Solar chemical technology
Prof. Erwin Reisner’s lecture, entitled ‘Solar Chemical Technologies’, focused on an emerging technology that uses sunlight and waste as a precious resource in a circular economy. He discussed how his work is recontextualising waste products, such as greenhouse gases, carbon dioxide, non-edible biomass and plastic waste, as valuable resources. Using these ingredients his Lab produces sustainable fuels and chemicals for energy storage, transportation and the chemical industry.
The concept, design and prototypes of devices performing solar chemistry for a net-zero 2050 economy were presented, along with a device display of his solar cell which is discussed on page 26.

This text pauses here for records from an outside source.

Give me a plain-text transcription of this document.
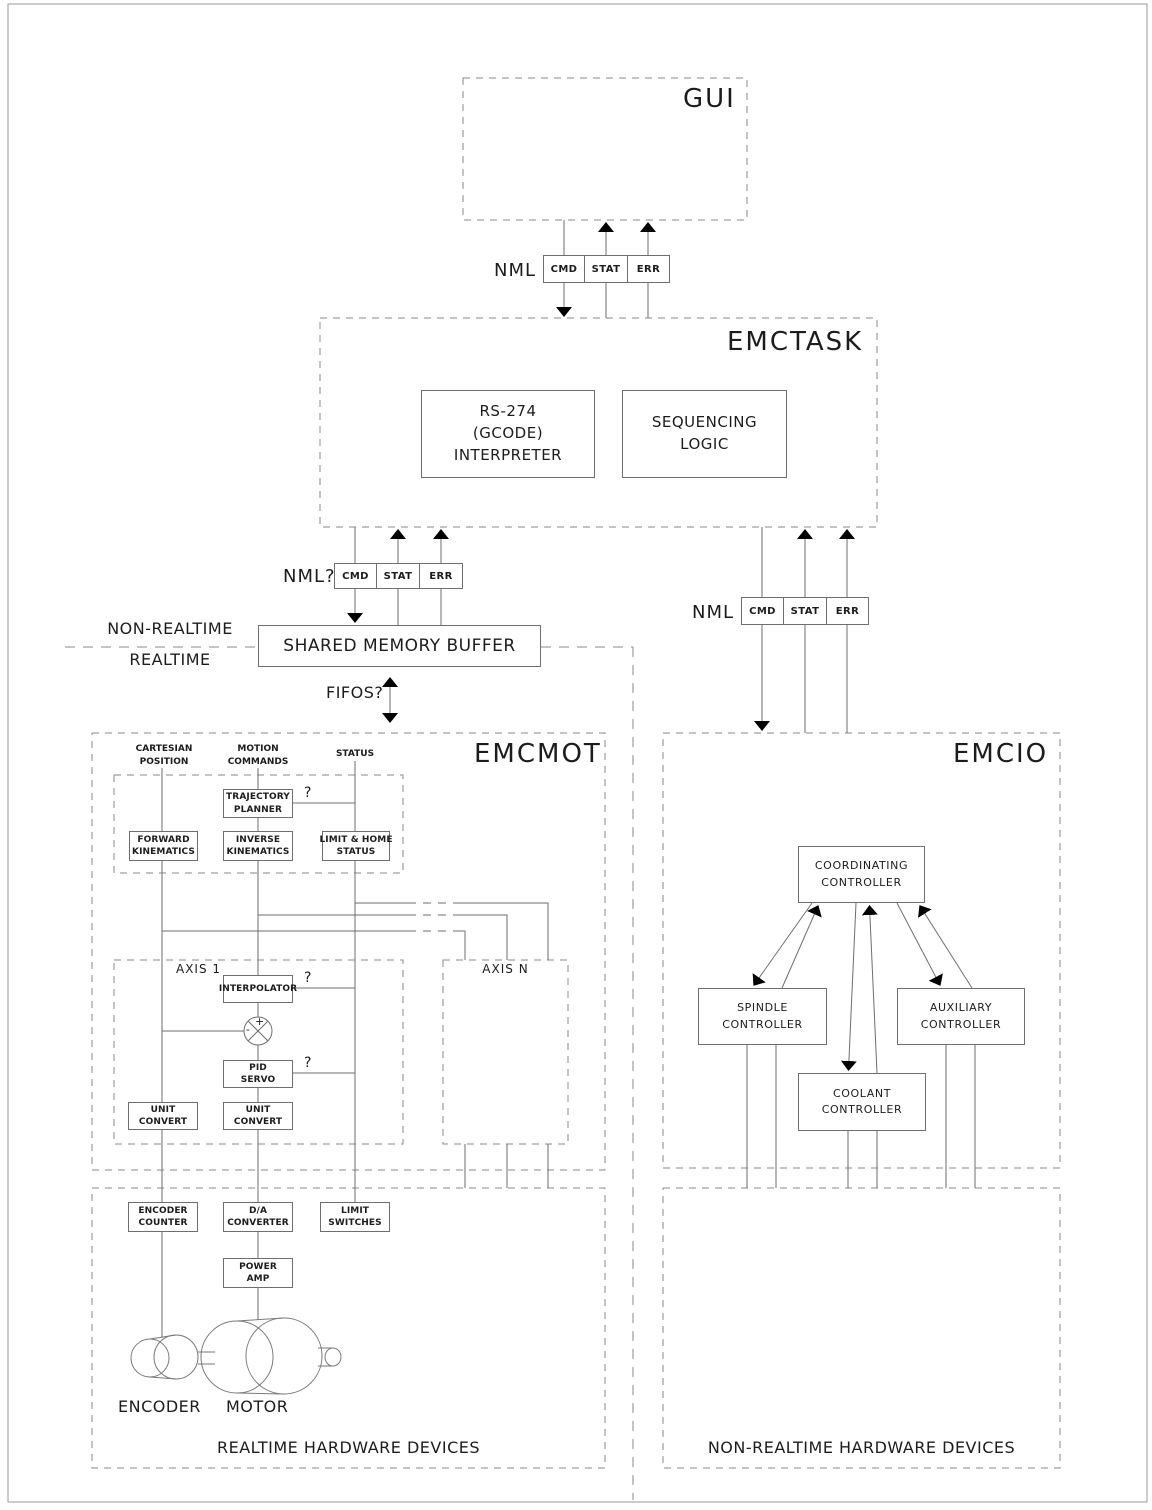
GUI
EMCTASK
EMCMOT	EMCIO
NML	CMD	STAT	ERR
NML? CMD	STAT	ERR
NML	CMD	STAT	ERR
RS-274
(GCODE)
INTERPRETER
SEQUENCING
LOGIC
SHARED MEMORY BUFFER
NON-REALTIME
REALTIME
FIFOS?
CARTESIAN
POSITION
MOTION
COMMANDS
STATUS
TRAJECTORY
PLANNER
FORWARD
KINEMATICS
INVERSE
KINEMATICS
LIMIT & HOME
STATUS
AXIS 1	AXIS N
INTERPOLATOR
PID
SERVO
UNIT
CONVERT
UNIT
CONVERT
+
-
?
?
?
COORDINATING
CONTROLLER
SPINDLE
CONTROLLER
AUXILIARY
CONTROLLER
COOLANT
CONTROLLER
ENCODER
COUNTER
D/A
CONVERTER
LIMIT
SWITCHES
POWER
AMP
ENCODER MOTOR
REALTIME HARDWARE DEVICES	NON-REALTIME HARDWARE DEVICES
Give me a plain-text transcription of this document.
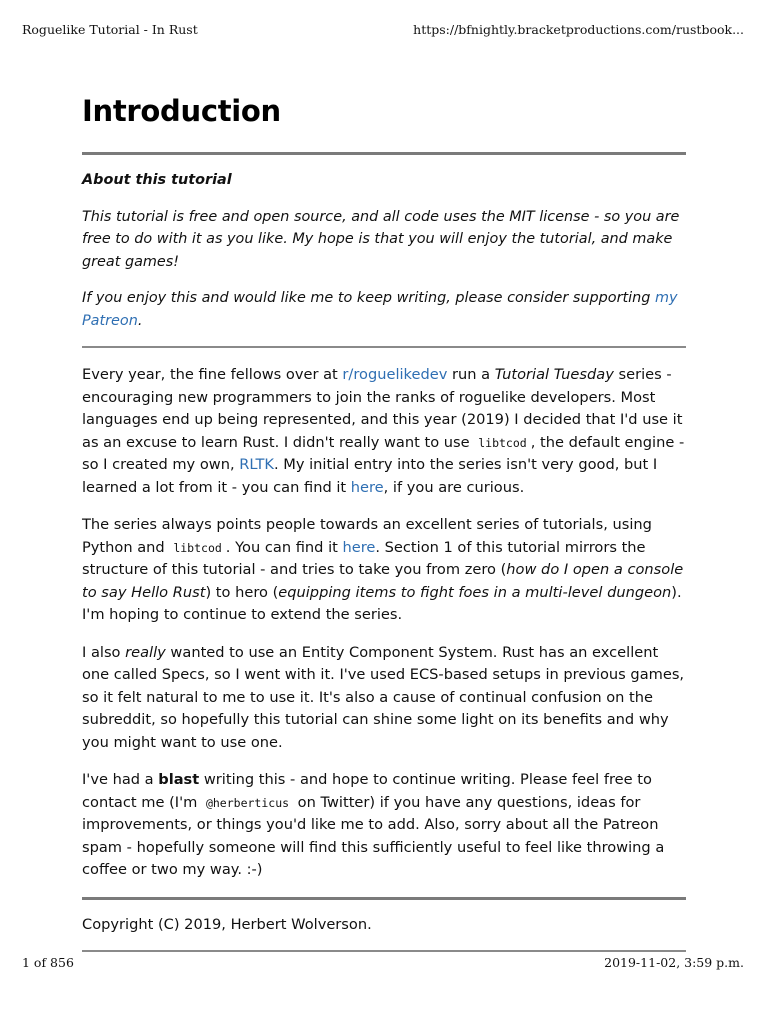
Roguelike Tutorial - In Rust	https://bfnightly.bracketproductions.com/rustbook...
Introduction

About this tutorial

This tutorial is free and open source, and all code uses the MIT license - so you are free to do with it as you like. My hope is that you will enjoy the tutorial, and make great games!

If you enjoy this and would like me to keep writing, please consider supporting my Patreon.

Every year, the fine fellows over at r/roguelikedev run a Tutorial Tuesday series - encouraging new programmers to join the ranks of roguelike developers. Most languages end up being represented, and this year (2019) I decided that I'd use it as an excuse to learn Rust. I didn't really want to use libtcod , the default engine - so I created my own, RLTK. My initial entry into the series isn't very good, but I learned a lot from it - you can find it here, if you are curious.

The series always points people towards an excellent series of tutorials, using Python and libtcod . You can find it here. Section 1 of this tutorial mirrors the structure of this tutorial - and tries to take you from zero (how do I open a console to say Hello Rust) to hero (equipping items to fight foes in a multi-level dungeon). I'm hoping to continue to extend the series.

I also really wanted to use an Entity Component System. Rust has an excellent one called Specs, so I went with it. I've used ECS-based setups in previous games, so it felt natural to me to use it. It's also a cause of continual confusion on the subreddit, so hopefully this tutorial can shine some light on its benefits and why you might want to use one.

I've had a blast writing this - and hope to continue writing. Please feel free to contact me (I'm @herberticus on Twitter) if you have any questions, ideas for improvements, or things you'd like me to add. Also, sorry about all the Patreon spam - hopefully someone will find this sufficiently useful to feel like throwing a coffee or two my way. :-)

Copyright (C) 2019, Herbert Wolverson.
1 of 856	2019-11-02, 3:59 p.m.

There was also a PET recycling bin available where visitors could deposit their used water bottles for conversion into hydrogen. Prof. Reisner hopes to have more of these throughout the Department in the future.
CHaOS!
Alongside our amazing speakers and Department-run events, we hosted CHaOS (Cambridge Hands-On Science), Cambridge’s biggest student-led science outreach group. They filled the IA Teaching Laboratory and the car park with over 30 hands-on activities for their annual event ‘Crash, Bang, Squelch’ and ran over 30 hands-on science experiments with student volunteers. Visitors could find out the answers to questions like: why hot air balloons float and how your lungs work.
CHaOS also presented a series of talks about weird and wonderful science and ran a robotics workshop where visitors had the opportunity to design and programme small moving robots. We look forward to welcoming CHaOS back to the Department in 2026!